VR technology is easier to develop because it doesn’t require reproduction of the user’s environment. This restricts the potential applications but the relative simplicity of the technology means there’s a much deeper set of content currently available commercially, mostly in entertainment. That said, while you can recreate a flight cockpit in VR and have a pilot train in the virtual environment, it will always be an inferior experience compared to the pilot sitting in a real cockpit with physical switches, and even having guided experience during a flight.

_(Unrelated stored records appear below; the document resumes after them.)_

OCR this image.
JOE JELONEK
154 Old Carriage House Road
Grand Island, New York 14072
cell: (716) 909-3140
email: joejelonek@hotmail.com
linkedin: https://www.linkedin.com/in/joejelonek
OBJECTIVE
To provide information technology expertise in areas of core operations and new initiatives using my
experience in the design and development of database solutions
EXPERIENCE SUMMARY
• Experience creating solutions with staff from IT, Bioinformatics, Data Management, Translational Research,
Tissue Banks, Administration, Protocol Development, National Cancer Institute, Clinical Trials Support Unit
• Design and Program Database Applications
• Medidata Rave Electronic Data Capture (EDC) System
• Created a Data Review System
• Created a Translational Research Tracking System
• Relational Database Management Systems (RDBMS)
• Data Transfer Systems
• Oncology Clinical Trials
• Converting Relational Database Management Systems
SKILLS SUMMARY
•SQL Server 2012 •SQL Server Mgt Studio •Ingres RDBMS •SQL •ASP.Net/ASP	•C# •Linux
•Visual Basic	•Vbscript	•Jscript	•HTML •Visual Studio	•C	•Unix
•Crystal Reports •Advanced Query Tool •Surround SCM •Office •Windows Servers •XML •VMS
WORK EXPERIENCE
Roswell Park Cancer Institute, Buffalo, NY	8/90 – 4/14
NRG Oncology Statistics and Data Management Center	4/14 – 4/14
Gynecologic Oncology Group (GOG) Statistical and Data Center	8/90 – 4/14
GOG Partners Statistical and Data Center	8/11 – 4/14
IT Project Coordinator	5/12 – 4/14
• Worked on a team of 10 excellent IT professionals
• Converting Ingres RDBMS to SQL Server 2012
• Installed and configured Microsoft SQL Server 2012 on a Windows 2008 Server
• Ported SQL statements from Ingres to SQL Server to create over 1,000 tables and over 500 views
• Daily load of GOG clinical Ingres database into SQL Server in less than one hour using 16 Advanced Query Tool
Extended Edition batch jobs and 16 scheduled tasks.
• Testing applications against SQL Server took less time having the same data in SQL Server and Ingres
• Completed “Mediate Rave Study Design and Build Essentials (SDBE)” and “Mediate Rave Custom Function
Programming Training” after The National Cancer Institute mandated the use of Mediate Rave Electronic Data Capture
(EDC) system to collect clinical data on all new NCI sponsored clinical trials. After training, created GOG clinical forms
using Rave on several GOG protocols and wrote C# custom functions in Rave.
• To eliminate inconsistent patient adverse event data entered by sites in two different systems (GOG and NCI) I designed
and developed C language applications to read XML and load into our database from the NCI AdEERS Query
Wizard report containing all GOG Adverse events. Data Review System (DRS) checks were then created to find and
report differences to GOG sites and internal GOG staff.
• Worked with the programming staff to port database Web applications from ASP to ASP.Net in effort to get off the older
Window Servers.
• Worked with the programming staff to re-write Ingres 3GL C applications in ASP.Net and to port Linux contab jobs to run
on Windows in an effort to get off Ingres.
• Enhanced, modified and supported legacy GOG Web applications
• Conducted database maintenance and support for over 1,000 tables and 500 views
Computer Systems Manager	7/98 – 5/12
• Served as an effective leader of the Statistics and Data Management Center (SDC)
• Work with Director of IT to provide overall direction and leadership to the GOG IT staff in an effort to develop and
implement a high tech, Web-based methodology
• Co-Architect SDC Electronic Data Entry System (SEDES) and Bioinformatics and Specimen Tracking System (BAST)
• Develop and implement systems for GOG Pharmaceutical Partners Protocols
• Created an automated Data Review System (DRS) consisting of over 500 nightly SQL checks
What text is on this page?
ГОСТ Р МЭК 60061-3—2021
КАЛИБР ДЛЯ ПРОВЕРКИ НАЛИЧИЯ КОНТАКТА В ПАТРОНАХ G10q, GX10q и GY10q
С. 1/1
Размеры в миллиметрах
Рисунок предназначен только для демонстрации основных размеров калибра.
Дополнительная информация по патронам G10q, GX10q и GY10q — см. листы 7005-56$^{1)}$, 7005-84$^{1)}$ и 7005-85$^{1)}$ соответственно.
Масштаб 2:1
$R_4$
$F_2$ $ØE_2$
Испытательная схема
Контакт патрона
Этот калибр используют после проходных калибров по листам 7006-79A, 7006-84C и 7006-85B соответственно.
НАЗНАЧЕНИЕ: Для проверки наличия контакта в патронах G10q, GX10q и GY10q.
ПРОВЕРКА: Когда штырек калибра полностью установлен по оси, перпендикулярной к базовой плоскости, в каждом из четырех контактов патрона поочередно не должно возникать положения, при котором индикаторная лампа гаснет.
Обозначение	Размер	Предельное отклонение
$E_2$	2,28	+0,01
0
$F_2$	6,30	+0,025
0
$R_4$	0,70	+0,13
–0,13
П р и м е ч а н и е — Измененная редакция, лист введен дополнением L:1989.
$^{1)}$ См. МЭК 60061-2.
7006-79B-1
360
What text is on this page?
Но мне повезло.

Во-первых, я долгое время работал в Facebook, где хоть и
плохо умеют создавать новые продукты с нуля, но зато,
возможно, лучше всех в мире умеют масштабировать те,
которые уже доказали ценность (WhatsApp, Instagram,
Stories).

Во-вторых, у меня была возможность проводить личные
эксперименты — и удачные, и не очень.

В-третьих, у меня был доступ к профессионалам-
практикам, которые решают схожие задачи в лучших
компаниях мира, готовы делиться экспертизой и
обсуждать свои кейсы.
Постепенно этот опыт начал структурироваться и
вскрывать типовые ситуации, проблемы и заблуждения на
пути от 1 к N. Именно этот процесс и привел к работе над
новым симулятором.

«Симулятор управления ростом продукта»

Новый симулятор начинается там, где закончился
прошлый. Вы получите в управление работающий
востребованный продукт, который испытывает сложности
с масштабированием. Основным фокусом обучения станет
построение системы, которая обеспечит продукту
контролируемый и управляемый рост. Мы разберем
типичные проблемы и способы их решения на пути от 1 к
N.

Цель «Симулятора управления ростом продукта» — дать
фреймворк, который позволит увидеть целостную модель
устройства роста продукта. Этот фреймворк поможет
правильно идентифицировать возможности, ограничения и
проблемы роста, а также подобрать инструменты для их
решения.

The Future of Augmented Reality Technology
The future of AR is incredibly exciting and holds tremendous potential for how we interact with the world around us. With the rapid advances in computing power and the proliferation of affordable hardware, the possibilities are seemingly endless. Picture your home overlaid with real-time data and information, digitally changeable artwork and wallpapers, and technology that helps you decide where that new couch can go. Additionally, with the hype building around the metaverse, augmented reality technology is set up to become the tool we use to interact with it in many ways.
AR technology will become a ubiquitous part of our lives, providing us with the tools to create, explore and discover ideas in ways we never thought possible... or imagined only as sci-fi fantasy.